RUMORS IN THE DROWSY DARK:
Z will take you.
Not since my death had I been this close to actual sleep, and yet I could not help but rouse myself with speculation. “Take”: was the word used in the mortal sense? For though I could not sleep, breathe, or eat, I had proven myself adept at taking. Look to my hands for proof. Sixty-two years since a cursed birth and those merlot spots came not from age but from spilled blood.
He’ll go with you, I promise.
Surely the destination of debate was Hades? Though I knew not the exact route, I’d seen multitudes of signposts and might yet be convinced to pathfind.
I’ll ask him when he’s up.
Up? I’d never be up again! I chuckled the vulgar joke into the bear rug.
He’ll meet you at your place at seven. Baby, I have to run, I’ll ring you later.
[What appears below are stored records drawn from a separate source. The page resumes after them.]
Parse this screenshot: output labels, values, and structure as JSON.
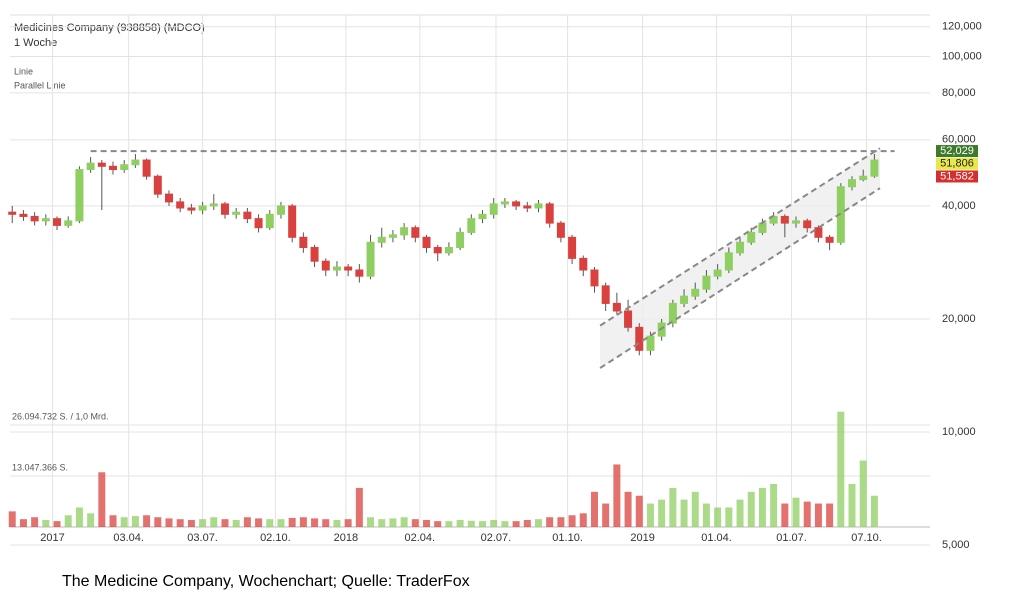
{
  "chart_data": {
    "type": "candlestick",
    "title": "Medicines Company (938858) (MDCO)",
    "subtitle": "1 Woche",
    "legend": [
      "Linie",
      "Parallel Linie"
    ],
    "caption": "The Medicine Company, Wochenchart; Quelle: TraderFox",
    "log_y": true,
    "grid": true,
    "up_color": "#8fcf62",
    "down_color": "#d9413e",
    "xlim": [
      -0.2,
      77.5
    ],
    "xticks": [
      {
        "value": 3.6,
        "label": "2017"
      },
      {
        "value": 10.4,
        "label": "03.04."
      },
      {
        "value": 17,
        "label": "03.07."
      },
      {
        "value": 23.5,
        "label": "02.10."
      },
      {
        "value": 29.8,
        "label": "2018"
      },
      {
        "value": 36.4,
        "label": "02.04."
      },
      {
        "value": 43.2,
        "label": "02.07."
      },
      {
        "value": 49.6,
        "label": "01.10."
      },
      {
        "value": 56.3,
        "label": "2019"
      },
      {
        "value": 62.9,
        "label": "01.04."
      },
      {
        "value": 69.6,
        "label": "01.07."
      },
      {
        "value": 76.3,
        "label": "07.10."
      }
    ],
    "ylim": [
      5000,
      129000
    ],
    "yticks": [
      {
        "value": 120000,
        "label": "120,000"
      },
      {
        "value": 100000,
        "label": "100,000"
      },
      {
        "value": 80000,
        "label": "80,000"
      },
      {
        "value": 60000,
        "label": "60,000"
      },
      {
        "value": 40000,
        "label": "40,000"
      },
      {
        "value": 20000,
        "label": "20,000"
      },
      {
        "value": 10000,
        "label": "10,000"
      },
      {
        "value": 5000,
        "label": "5,000"
      }
    ],
    "x": [
      0,
      1,
      2,
      3,
      4,
      5,
      6,
      7,
      8,
      9,
      10,
      11,
      12,
      13,
      14,
      15,
      16,
      17,
      18,
      19,
      20,
      21,
      22,
      23,
      24,
      25,
      26,
      27,
      28,
      29,
      30,
      31,
      32,
      33,
      34,
      35,
      36,
      37,
      38,
      39,
      40,
      41,
      42,
      43,
      44,
      45,
      46,
      47,
      48,
      49,
      50,
      51,
      52,
      53,
      54,
      55,
      56,
      57,
      58,
      59,
      60,
      61,
      62,
      63,
      64,
      65,
      66,
      67,
      68,
      69,
      70,
      71,
      72,
      73,
      74,
      75,
      76,
      77
    ],
    "open": [
      38500,
      38000,
      37500,
      36500,
      37000,
      35500,
      36500,
      50000,
      52000,
      51000,
      50000,
      51500,
      53000,
      48000,
      43000,
      41000,
      39500,
      39000,
      40000,
      40500,
      38000,
      38500,
      37000,
      35000,
      38000,
      40000,
      33000,
      31000,
      28500,
      27000,
      27500,
      27000,
      26000,
      32000,
      33000,
      33500,
      35000,
      33000,
      31000,
      30000,
      31000,
      34000,
      37000,
      38000,
      40500,
      41000,
      40000,
      39500,
      40500,
      36000,
      33000,
      29000,
      27000,
      24500,
      22000,
      21000,
      19000,
      16500,
      18000,
      19500,
      22000,
      23000,
      24000,
      26000,
      27000,
      30000,
      32000,
      34000,
      36000,
      37500,
      36000,
      36500,
      35000,
      33000,
      32000,
      45000,
      47000,
      48000
    ],
    "high": [
      40000,
      39000,
      38500,
      38000,
      37500,
      37500,
      51000,
      54000,
      53000,
      52500,
      53000,
      55000,
      53500,
      48500,
      44000,
      42000,
      40500,
      41000,
      43000,
      41000,
      39500,
      39500,
      38000,
      39000,
      41000,
      40500,
      34000,
      31500,
      29000,
      28500,
      28000,
      28000,
      33500,
      35000,
      34500,
      36000,
      35500,
      33500,
      31500,
      32000,
      35000,
      38000,
      39000,
      42000,
      42000,
      41500,
      41000,
      41500,
      41000,
      36500,
      33500,
      29500,
      27500,
      25000,
      23500,
      22500,
      19500,
      18500,
      20000,
      22500,
      24000,
      25000,
      27000,
      28000,
      31000,
      33000,
      35000,
      37000,
      38500,
      38000,
      37500,
      37000,
      35500,
      33500,
      46000,
      48000,
      50000,
      55000
    ],
    "low": [
      36000,
      36500,
      35500,
      35500,
      34500,
      35000,
      36000,
      49000,
      39000,
      48500,
      49000,
      50500,
      47000,
      42000,
      40000,
      38500,
      38000,
      38000,
      39000,
      37000,
      37000,
      36000,
      34000,
      34500,
      37000,
      32000,
      30000,
      27500,
      26000,
      26000,
      26000,
      25000,
      25500,
      31000,
      32000,
      32500,
      32000,
      30000,
      28500,
      29500,
      30500,
      33500,
      36000,
      37000,
      39500,
      39000,
      38500,
      38500,
      35000,
      32000,
      28000,
      26000,
      23500,
      21000,
      20500,
      18500,
      16000,
      16000,
      17500,
      19000,
      21500,
      22500,
      23500,
      25500,
      26500,
      29500,
      31500,
      33500,
      35500,
      33000,
      35000,
      34000,
      32000,
      30500,
      31500,
      44000,
      46500,
      47500
    ],
    "close": [
      38000,
      37500,
      36500,
      37000,
      35500,
      36500,
      50000,
      52000,
      51000,
      50000,
      51500,
      53000,
      48000,
      43000,
      41000,
      39500,
      39000,
      40000,
      40500,
      38000,
      38500,
      37000,
      35000,
      38000,
      40000,
      33000,
      31000,
      28500,
      27000,
      27500,
      27000,
      26000,
      32000,
      33000,
      33500,
      35000,
      33000,
      31000,
      30000,
      31000,
      34000,
      37000,
      38000,
      40500,
      41000,
      40000,
      39500,
      40500,
      36000,
      33000,
      29000,
      27000,
      24500,
      22000,
      21000,
      19000,
      16500,
      18000,
      19500,
      22000,
      23000,
      24000,
      26000,
      27000,
      30000,
      32000,
      34000,
      36000,
      37500,
      36000,
      36500,
      35000,
      33000,
      32000,
      45000,
      47000,
      48000,
      53000
    ],
    "volume": {
      "ylim": [
        0,
        26094732
      ],
      "yticks": [
        {
          "value": 26094732,
          "label": "26.094.732 S. / 1,0 Mrd."
        },
        {
          "value": 13047366,
          "label": "13.047.366 S."
        }
      ],
      "values": [
        4000000,
        2000000,
        2500000,
        1800000,
        1500000,
        3000000,
        5000000,
        3500000,
        14000000,
        3000000,
        2500000,
        2800000,
        3000000,
        2500000,
        2200000,
        2000000,
        1800000,
        2000000,
        2500000,
        2000000,
        1800000,
        2500000,
        2200000,
        2000000,
        2000000,
        2300000,
        2500000,
        2200000,
        2000000,
        1800000,
        2000000,
        10000000,
        2500000,
        2000000,
        2200000,
        2500000,
        2000000,
        1800000,
        1500000,
        1500000,
        1800000,
        1600000,
        1500000,
        1800000,
        1500000,
        1500000,
        1800000,
        2000000,
        2500000,
        2500000,
        3000000,
        3500000,
        9000000,
        6000000,
        16000000,
        9000000,
        8000000,
        6000000,
        7000000,
        10000000,
        7000000,
        9000000,
        6000000,
        5000000,
        5000000,
        7000000,
        9000000,
        10000000,
        11000000,
        6000000,
        7500000,
        6500000,
        6000000,
        6000000,
        29500000,
        11000000,
        17000000,
        8000000
      ]
    },
    "trend_lines": [
      {
        "x": [
          7,
          78.8
        ],
        "y": [
          56000,
          56000
        ]
      },
      {
        "x": [
          52.5,
          77.5
        ],
        "y": [
          19200,
          57000
        ]
      },
      {
        "x": [
          52.5,
          77.5
        ],
        "y": [
          14800,
          44600
        ]
      }
    ],
    "price_tags": [
      {
        "value": 52029,
        "label": "52,029",
        "color": "#3d7a2a"
      },
      {
        "value": 51806,
        "label": "51,806",
        "color": "#e8e84a"
      },
      {
        "value": 51582,
        "label": "51,582",
        "color": "#d32f2f"
      }
    ]
  }
}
Good! Begone with you! Your nattering distracts from my misery.
Ta-ta, little Gopher.
Gopher?
The voice, then, was not that of a Delphic deity tossing lightning-bolt riddles at my skull. It was Bridey, the human female with whom I’d lain to crippling effect. Bridey’s tone that morn ought to have been one of howling horror. She ought to have lurched into the room, pouring blood from her groin, still clenching the knives with which she’d cut out the parts I’d diseased.